Die Schülerinnen und Schüler zeigen in ihrer Arbeit, wie durchdrungen schon die Erziehung junger Kinder von der Ideologie des Rassenhasses war, z.B. in dem Film vom „Kleinen Hansi“. Durch die „Nürnberger Gesetze“ wurden Familien zerstört, Kinder zu Halbwaisen oder sogar zu Waisen gemacht. Die Arbeitsgruppe zeigt, dass schon lange vor dem sogenannten Rassengesetz eine sentimentale Bindung von Juden und Nichtjuden in gewissen Kreisen in Deutschland nicht hinnehmbar war. Um Deutschland endlich „judenfrei“ zu bekommen, wurde an dem Madagaskar-Plan gearbeitet: „Alle Juden auf die afrikanische Insel!“ Da sich dieser „humane“ Plan als sich nicht durchführbar erwies, schritt man zur „Endlösung“ auf der Wannsee-konferenz.

Wie gewissenhaft der Geschichtskurs 12 gearbeitet hat, zeigen die vielen Quellenangaben, sowohl analog als auch digital. Sich einem so schwierigen Thema in einem Geschichtskurs zu nähern, verlangt mehr als nur die geforderte Aufmerksamkeit in einem bestimmten Schulfach. Um alle Quellenangaben zu suchen, zu prüfen, dann Texte zu formulieren, Bildquellen auszuwählen, dann alles in eine präsentable Form zu bringen – all das erfordert viel Zeit, die die Schülerinnen und Schülern vielleicht auch in ihrer Freizeit eingesetzt haben, um dieses Geschichtsprojekt mit Leidenschaft und Ernsthaftigkeit zu realisieren. Unter der Leitung von Frau Dr. Quick, der Leiterin des Grundkurses Geschichte 12 des Berufskollegs Gladbeck, wurde das Projekt „Julius Streicher antisemitische Zeitschrift der ‚Stürmer‘ Analyse und Vorstellung von Stereotypen“ zur Bewerbung um den „Dr. Selig S. Auerbach-Preis“ eingereicht.

Die Gesellschaft für Christlich-Jüdische Zusammenarbeit Recklinghausen e.V. hat in ihrem Gesamtvorstand einstimmig beschlossen, das Projekt mit dem Dr. Selig S. Auerbach-Preis zu belohnen. Somit ist der Preisträger 2024 der Grundkurs Geschichte 12 des Berufskollegs Gladbeck.

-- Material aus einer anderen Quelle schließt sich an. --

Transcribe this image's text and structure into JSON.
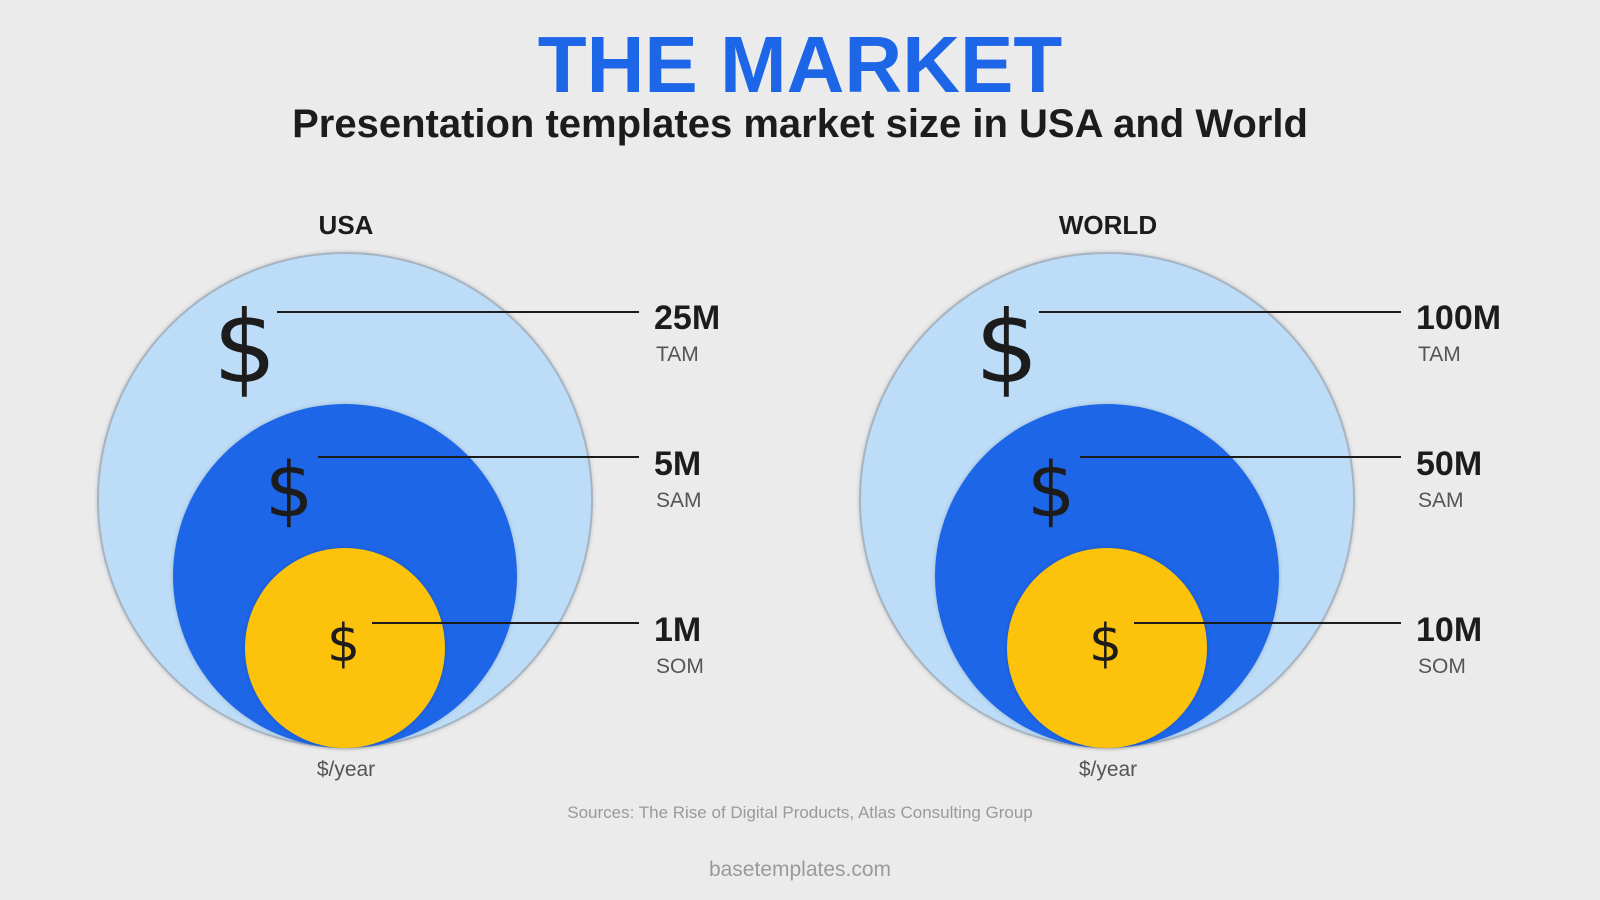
{
  "title": "THE MARKET",
  "subtitle": "Presentation templates market size in USA and World",
  "markets": [
    {
      "region": "USA",
      "unit": "$/year",
      "tiers": [
        {
          "value": "25M",
          "label": "TAM",
          "symbol": "$"
        },
        {
          "value": "5M",
          "label": "SAM",
          "symbol": "$"
        },
        {
          "value": "1M",
          "label": "SOM",
          "symbol": "$"
        }
      ]
    },
    {
      "region": "WORLD",
      "unit": "$/year",
      "tiers": [
        {
          "value": "100M",
          "label": "TAM",
          "symbol": "$"
        },
        {
          "value": "50M",
          "label": "SAM",
          "symbol": "$"
        },
        {
          "value": "10M",
          "label": "SOM",
          "symbol": "$"
        }
      ]
    }
  ],
  "colors": {
    "title": "#1e66e8",
    "tam": "#bcdcf7",
    "sam": "#1e66e8",
    "som": "#fdc20b",
    "background": "#ebebeb"
  },
  "sources": "Sources: The Rise of Digital Products, Atlas Consulting Group",
  "footer": "basetemplates.com"
}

Einen herzlichen Glückwunsch der Gesellschaft für Christlich-Jüdische Zusammenarbeit – und auch von mir persönlich!

Recklinghausen, den 22. März 2024

Christl Lewin, jüdische Vorsitzende

Foto: BKG

Die stellvertretende Landrätin, Martina Eißing, vertrat den Kreis Recklinghausen, der für die Berufskollegs zuständig ist, und dankte vor allem den Schüler.innen für ihre wertvolle Arbeit und ermutigte sie, weiter demokratisch zu handeln und sich ihrer Geschichte zu erinnern. Schulleiter Holger Pleines betonte darüber hinaus den Einsatz für ein demokratisches Miteinander an den Berufskollegs im Vest und würdigte die Leistung des Geschichtskurses.

Zusammen mit dem Berufskolleg Gladbeck wurde die Erich-Klausener-Schule in Herten mit dem Dr. Selig S. Auerbach-Preis 2024 ausgezeichnet. Sie hatte den Gedenktag 27. Januar für Herten gestaltet. Eine Anerkennungsurkunde erhielt die Rosa-Parks-Schule in Herten. Abschließend bedankte sich die Vorsitzende der Gesellschaft, Gerda E.H. Koch, noch einmal für das große Engagement aller Beteiligten und entließ die Anwesenden in die wohlverdienten Osterferien. 

Neben einer Urkunde sowie Hintergrundinformationen zum Namensgeber “Dr. Selig Sigmund Auerbach” erhielt die DWV2 ein Preisgeld in Höhe von 350 Euro. Wir freuen uns sehr über die Auszeichnung und danken der Gesellschaft für Christlich-Jüdische Zusammenarbeit ganz herzlich für die Anerkennung der Leistung des Kurses. Herzlichen Glückwunsch und danke den anderen ausgezeichneten Schulen für ihr Engagement im Bereich der Erinnerungskultur und der Sensibilisierung für Antisemitismus.  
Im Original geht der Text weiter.